When Stephen Goddard died, B.B. Beach gave a eulogy in which he said about Stephen: “Mixed motives never seemed to characterize his conduct. Up-hill or downhill he trudged on, learning to concentrate on the essential, rather than the trivial. He knew the difference between majors and minors. He went to the essence of things.” Could anything better be said about a person?
Stephen’s children Dawn Hiten-Smith (1930) and Glen remained in South Africa. Glen had a son, Derek (1962), and two daughters; Penelope and Tracy Fern. Derek immigrated to the USA in 2000 and lives with his son and daughter in California.

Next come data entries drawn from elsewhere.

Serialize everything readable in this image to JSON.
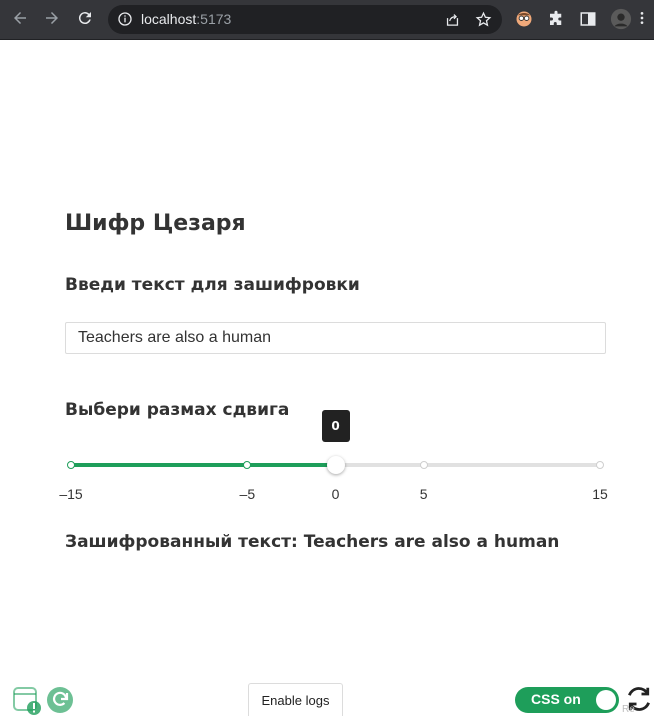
{
  "browser": {
    "url_host": "localhost",
    "url_port": ":5173"
  },
  "page": {
    "title": "Шифр Цезаря",
    "input_section_label": "Введи текст для зашифровки",
    "input_value": "Teachers are also a human",
    "shift_label": "Выбери размах сдвига",
    "slider": {
      "min": -15,
      "max": 15,
      "value": 0,
      "marks": [
        "-15",
        "-5",
        "0",
        "5",
        "15"
      ],
      "tooltip": "0"
    },
    "result_prefix": "Зашифрованный текст: ",
    "result_value": "Teachers are also a human"
  },
  "footer": {
    "logs_button": "Enable logs",
    "css_toggle_label": "CSS on",
    "faint_label": "Re"
  },
  "colors": {
    "accent": "#1e9e5a",
    "chrome_bg": "#35363a"
  }
}
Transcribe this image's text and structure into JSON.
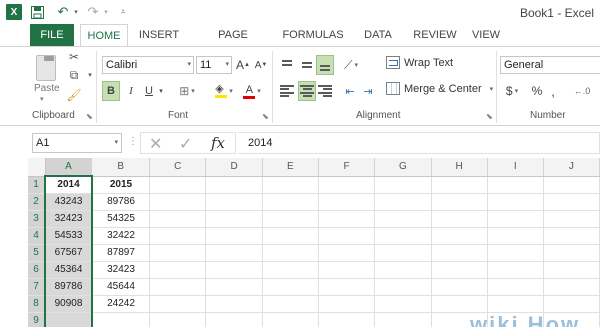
{
  "app": {
    "document_title": "Book1 - Excel",
    "logo_text": "X",
    "accent_color": "#217346"
  },
  "quick_access": {
    "icons": [
      "excel-logo-icon",
      "save-icon",
      "undo-icon",
      "redo-icon",
      "customize-qat-icon"
    ]
  },
  "tabs": [
    {
      "label": "FILE"
    },
    {
      "label": "HOME"
    },
    {
      "label": "INSERT"
    },
    {
      "label": "PAGE LAYOUT"
    },
    {
      "label": "FORMULAS"
    },
    {
      "label": "DATA"
    },
    {
      "label": "REVIEW"
    },
    {
      "label": "VIEW"
    }
  ],
  "ribbon": {
    "clipboard": {
      "label": "Clipboard",
      "paste_label": "Paste"
    },
    "font": {
      "label": "Font",
      "font_name": "Calibri",
      "font_size": "11",
      "grow_label": "A",
      "shrink_label": "A",
      "bold": "B",
      "italic": "I",
      "underline": "U",
      "font_color_label": "A"
    },
    "alignment": {
      "label": "Alignment",
      "wrap_text": "Wrap Text",
      "merge_center": "Merge & Center"
    },
    "number": {
      "label": "Number",
      "format": "General",
      "currency": "$",
      "percent": "%",
      "comma": ","
    }
  },
  "formula_bar": {
    "name_box": "A1",
    "fx_label": "fx",
    "value": "2014"
  },
  "sheet": {
    "columns": [
      "A",
      "B",
      "C",
      "D",
      "E",
      "F",
      "G",
      "H",
      "I",
      "J"
    ],
    "rows": [
      {
        "num": "1",
        "cells": [
          "2014",
          "2015"
        ]
      },
      {
        "num": "2",
        "cells": [
          "43243",
          "89786"
        ]
      },
      {
        "num": "3",
        "cells": [
          "32423",
          "54325"
        ]
      },
      {
        "num": "4",
        "cells": [
          "54533",
          "32422"
        ]
      },
      {
        "num": "5",
        "cells": [
          "67567",
          "87897"
        ]
      },
      {
        "num": "6",
        "cells": [
          "45364",
          "32423"
        ]
      },
      {
        "num": "7",
        "cells": [
          "89786",
          "45644"
        ]
      },
      {
        "num": "8",
        "cells": [
          "90908",
          "24242"
        ]
      },
      {
        "num": "9",
        "cells": [
          "",
          ""
        ]
      }
    ]
  },
  "watermark": "wiki How"
}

Stephen’s brother, Stanley William Hiten (1911-2000), came to America when he was twenty years old. He came through Ellis Island where his name is on the Wall of Honor. He married (Nellie) Elizabeth Behney in California in 1934. After several years of teaching, from 1942 onward, he too served as a minister. In 1951 in California he be-came a citizen of the United States. They had four daughters who still live in California.
Fearn Elizabeth (1935) served over-seas as a missionary teacher much of her life. As she was returning home from her last assignment in Kenya she adopted a boy, Johnathan (1984). Frieda Marie Hiten-Ute-Worley (1937) has three Ute daughters. Edith Nellie Hiten-Furness (1945) has a girl and two boys. Enid Joy Hiten-Grinter-Kiser (1946) has two Grinter children. Stanley and Nellie also have an adopted daughter Gloria (1964).
Stephen Goddard Hiten’s youngest son, (Fletcher) Nicholas Fletcher (1917-1961), was captured when Tobruk fell in WW II and held prisoner at first in Italy. Later, by 1944, he was forced to work in Germany. Joy Harborth (1922) announced her engagement to Fletcher while he still was in captivity. I’m not sure if they married because it is Doris VanWyck (1918-1994) who is the mother of his twin boys, John and Stephen, born in 1947.
John had two daughters, Elzima (1971) and Dorette (1974). Stephen also had two daughters, Lusan (1972) and Doris (1979) as well as a son, Nicholas Fletcher Hiten (1975).